Software-defined storage (SDS) within the container realm often ignores storage itself. In essence, the SDS platform assumes some chunk of storage is mapped to a container host. Then, it takes over from there. SDS for containers is the orchestration through which persistent storage is mapped to a container. This gives it a unique ability to provide a mount point the SDS layer can control. It also provides a unique view of the world. SDS for containers bypasses traditional storage yet provides for retention, replication, and erasure coding. These are just some of the features, but it does not care what storage is underneath the container host. This assumption could lead to issues down the road, but how does this work?
Every container host, whether physical or virtual, has some amount of storage. Storage is presented to these hosts via NFS, iSCSI, FC, or direct attach. The assumption Docker containers make is that all storage is transient. Nontransient storage is the exception in a stateless container environment. The need for persistent storage has driven many companies to create products for Docker. Docker also allows mounting parts of the underlying storage into a container. This creates persistent storage.
Portworx and others manage those mount points and add necessary functionality. The addition of data services improves on the protection of persistent data, persisting the data outside of the container host. As a participant in the Docker Tech Field Day Extra, I received a firsthand view of this class of storage.
In reality, Portworx and others that provide Docker persistent storage are just not about storage: they are about adding data services to any storage presented to the container host. Currently, these data services are about replication, erasure coding, etc.—elements of storage that are ideally pure software plays. These data services are incredibly important in a secure hybrid cloud.
What many folks did not seem to realize at DockerCon is that data movement is crucial to the secure hybrid cloud. While presenting storage persistently to containers is great, if the data does not exist wherever my container lands, it just will not work. The application needs data. Moving data between clouds becomes crucial. These tools solve most of those issues.
They do this by ignoring storage completely. However, performance often requires us to worry about the storage layer. Tools that pick up storage analytics such as IOPS, failure rates, and latency allow the presentation of the required storage to containers, yet Portworx and others just ignore this data. This leads to underperforming containers, finger pointing, and confusion.

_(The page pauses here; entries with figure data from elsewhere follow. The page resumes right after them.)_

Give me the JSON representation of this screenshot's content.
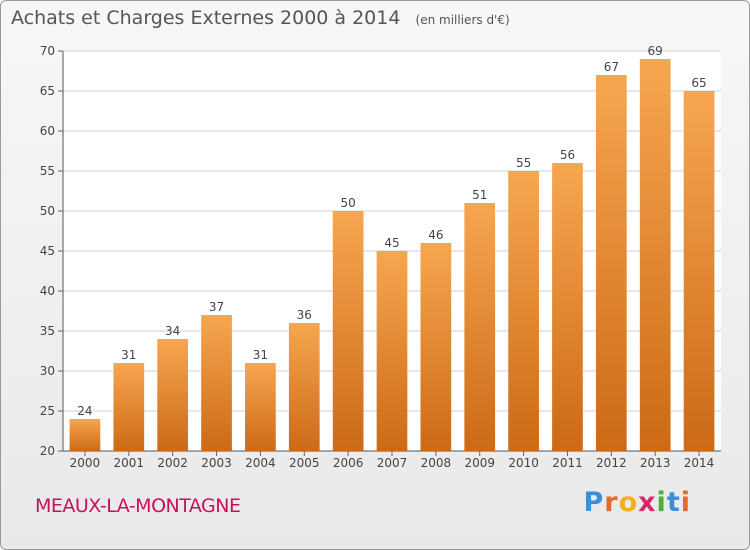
{
  "header": {
    "title": "Achats et Charges Externes 2000 à 2014",
    "unit": "(en milliers d'€)"
  },
  "footer": {
    "place": "MEAUX-LA-MONTAGNE",
    "logo": [
      "P",
      "r",
      "o",
      "x",
      "i",
      "t",
      "i"
    ]
  },
  "colors": {
    "bar_light": "#f7a650",
    "bar_dark": "#cc6a16",
    "place_text": "#c8105c",
    "grid": "#d2d2d2"
  },
  "chart_data": {
    "type": "bar",
    "title": "Achats et Charges Externes 2000 à 2014",
    "subtitle": "(en milliers d'€)",
    "categories": [
      "2000",
      "2001",
      "2002",
      "2003",
      "2004",
      "2005",
      "2006",
      "2007",
      "2008",
      "2009",
      "2010",
      "2011",
      "2012",
      "2013",
      "2014"
    ],
    "values": [
      24,
      31,
      34,
      37,
      31,
      36,
      50,
      45,
      46,
      51,
      55,
      56,
      67,
      69,
      65
    ],
    "ylim": [
      20,
      70
    ],
    "yticks": [
      20,
      25,
      30,
      35,
      40,
      45,
      50,
      55,
      60,
      65,
      70
    ],
    "grid": true,
    "xlabel": "",
    "ylabel": ""
  }
}
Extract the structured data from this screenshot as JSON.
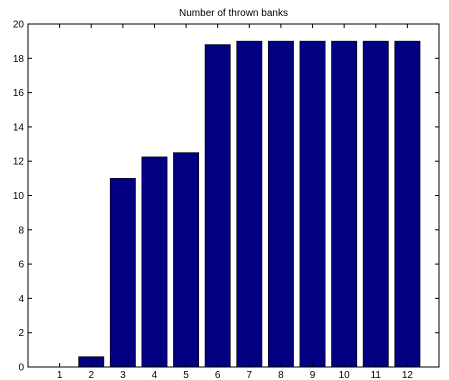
{
  "chart_data": {
    "type": "bar",
    "title": "Number of thrown banks",
    "xlabel": "",
    "ylabel": "",
    "categories": [
      "1",
      "2",
      "3",
      "4",
      "5",
      "6",
      "7",
      "8",
      "9",
      "10",
      "11",
      "12"
    ],
    "values": [
      0,
      0.6,
      11,
      12.25,
      12.5,
      18.8,
      19,
      19,
      19,
      19,
      19,
      19
    ],
    "ylim": [
      0,
      20
    ],
    "yticks": [
      0,
      2,
      4,
      6,
      8,
      10,
      12,
      14,
      16,
      18,
      20
    ],
    "bar_color": "#000080",
    "grid": false
  }
}
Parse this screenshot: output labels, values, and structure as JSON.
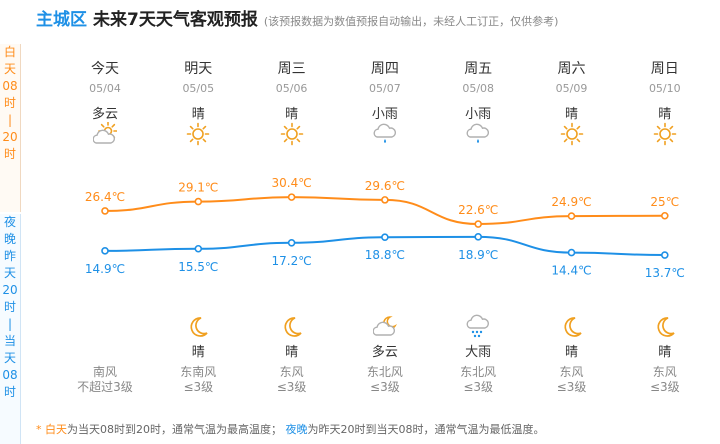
{
  "header": {
    "district": "主城区",
    "title": "未来7天天气客观预报",
    "note": "(该预报数据为数值预报自动输出，未经人工订正，仅供参考)"
  },
  "side": {
    "day_chars": [
      "白",
      "天",
      "08",
      "时",
      "|",
      "20",
      "时"
    ],
    "night_chars": [
      "夜",
      "晚",
      "昨",
      "天",
      "20",
      "时",
      "|",
      "当",
      "天",
      "08",
      "时"
    ]
  },
  "days": [
    {
      "name": "今天",
      "date": "05/04",
      "day_weather": "多云",
      "day_icon": "cloudy-sun-icon",
      "high_label": "26.4℃",
      "low_label": "14.9℃",
      "night_icon": "moon-icon",
      "night_weather": "",
      "wind_dir": "南风",
      "wind_level": "不超过3级"
    },
    {
      "name": "明天",
      "date": "05/05",
      "day_weather": "晴",
      "day_icon": "sun-icon",
      "high_label": "29.1℃",
      "low_label": "15.5℃",
      "night_icon": "moon-icon",
      "night_weather": "晴",
      "wind_dir": "东南风",
      "wind_level": "≤3级"
    },
    {
      "name": "周三",
      "date": "05/06",
      "day_weather": "晴",
      "day_icon": "sun-icon",
      "high_label": "30.4℃",
      "low_label": "17.2℃",
      "night_icon": "moon-icon",
      "night_weather": "晴",
      "wind_dir": "东风",
      "wind_level": "≤3级"
    },
    {
      "name": "周四",
      "date": "05/07",
      "day_weather": "小雨",
      "day_icon": "light-rain-icon",
      "high_label": "29.6℃",
      "low_label": "18.8℃",
      "night_icon": "cloudy-moon-icon",
      "night_weather": "多云",
      "wind_dir": "东北风",
      "wind_level": "≤3级"
    },
    {
      "name": "周五",
      "date": "05/08",
      "day_weather": "小雨",
      "day_icon": "light-rain-icon",
      "high_label": "22.6℃",
      "low_label": "18.9℃",
      "night_icon": "heavy-rain-icon",
      "night_weather": "大雨",
      "wind_dir": "东北风",
      "wind_level": "≤3级"
    },
    {
      "name": "周六",
      "date": "05/09",
      "day_weather": "晴",
      "day_icon": "sun-icon",
      "high_label": "24.9℃",
      "low_label": "14.4℃",
      "night_icon": "moon-icon",
      "night_weather": "晴",
      "wind_dir": "东风",
      "wind_level": "≤3级"
    },
    {
      "name": "周日",
      "date": "05/10",
      "day_weather": "晴",
      "day_icon": "sun-icon",
      "high_label": "25℃",
      "low_label": "13.7℃",
      "night_icon": "moon-icon",
      "night_weather": "晴",
      "wind_dir": "东风",
      "wind_level": "≤3级"
    }
  ],
  "chart_data": {
    "type": "line",
    "categories": [
      "05/04",
      "05/05",
      "05/06",
      "05/07",
      "05/08",
      "05/09",
      "05/10"
    ],
    "series": [
      {
        "values": [
          26.4,
          29.1,
          30.4,
          29.6,
          22.6,
          24.9,
          25
        ],
        "color": "#ff8c1a"
      },
      {
        "values": [
          14.9,
          15.5,
          17.2,
          18.8,
          18.9,
          14.4,
          13.7
        ],
        "color": "#1e90e6"
      }
    ]
  },
  "footer": {
    "star": "*",
    "day_label": "白天",
    "day_text": "为当天08时到20时，通常气温为最高温度；",
    "night_label": "夜晚",
    "night_text": "为昨天20时到当天08时，通常气温为最低温度。"
  }
}
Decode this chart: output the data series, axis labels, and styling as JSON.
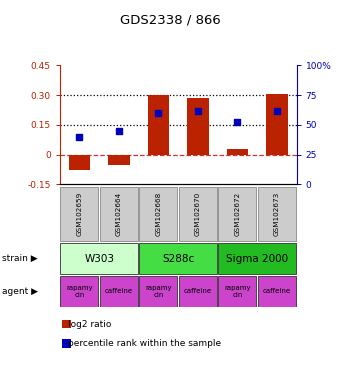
{
  "title": "GDS2338 / 866",
  "samples": [
    "GSM102659",
    "GSM102664",
    "GSM102668",
    "GSM102670",
    "GSM102672",
    "GSM102673"
  ],
  "log2_ratios": [
    -0.08,
    -0.055,
    0.3,
    0.285,
    0.03,
    0.305
  ],
  "percentile_ranks": [
    40,
    45,
    60,
    62,
    52,
    62
  ],
  "ylim_left": [
    -0.15,
    0.45
  ],
  "ylim_right": [
    0,
    100
  ],
  "yticks_left": [
    -0.15,
    0.0,
    0.15,
    0.3,
    0.45
  ],
  "yticks_right": [
    0,
    25,
    50,
    75,
    100
  ],
  "ytick_labels_left": [
    "-0.15",
    "0",
    "0.15",
    "0.30",
    "0.45"
  ],
  "ytick_labels_right": [
    "0",
    "25",
    "50",
    "75",
    "100%"
  ],
  "hlines": [
    0.15,
    0.3
  ],
  "bar_color": "#bb2200",
  "dot_color": "#0000bb",
  "zero_line_color": "#cc3333",
  "strains": [
    {
      "label": "W303",
      "cols": [
        0,
        1
      ],
      "color": "#ccffcc"
    },
    {
      "label": "S288c",
      "cols": [
        2,
        3
      ],
      "color": "#44dd44"
    },
    {
      "label": "Sigma 2000",
      "cols": [
        4,
        5
      ],
      "color": "#22bb22"
    }
  ],
  "agent_labels": [
    "rapamycin",
    "caffeine",
    "rapamycin",
    "caffeine",
    "rapamycin",
    "caffeine"
  ],
  "agent_color": "#cc44cc",
  "sample_bg_color": "#cccccc",
  "legend_bar_label": "log2 ratio",
  "legend_dot_label": "percentile rank within the sample",
  "strain_row_label": "strain",
  "agent_row_label": "agent"
}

A developer has a goal for their storage; anything that persists storage to containers should also need to worry about storage goals.
The future of storage is not replication and erasure coding; it is about analytics and goals. Our goals need to fit within a budget. This moves storage and the business closer together. As we piece together storage across a hybrid cloud, we use different types of storage that provide different performance goals. They also provide different costs and scaling mechanisms. How do Portworx and others bring this to my attention?
The cloud is not necessarily inexpensive. This implies cost is an issue even for the largest enterprises. Storage is a large cost. It is a business cost. This is why copy data management is very important. This is also why I need to know the goals of the application. The cost of doing business changes when I use clouds or even containers.
We seem to be at the beginning of storage for containers. Why did they not learn from what we have learned with virtual machines? We are already solving those issues. Containers need tools like Portworx, but they also need more advanced tools to crack down on cost.
Where are you on your container management? Where are you with storage? How do you present your existing storage into containers? What data services are a must for containers? Do you think storage is agnostic? What are your objectives with storage?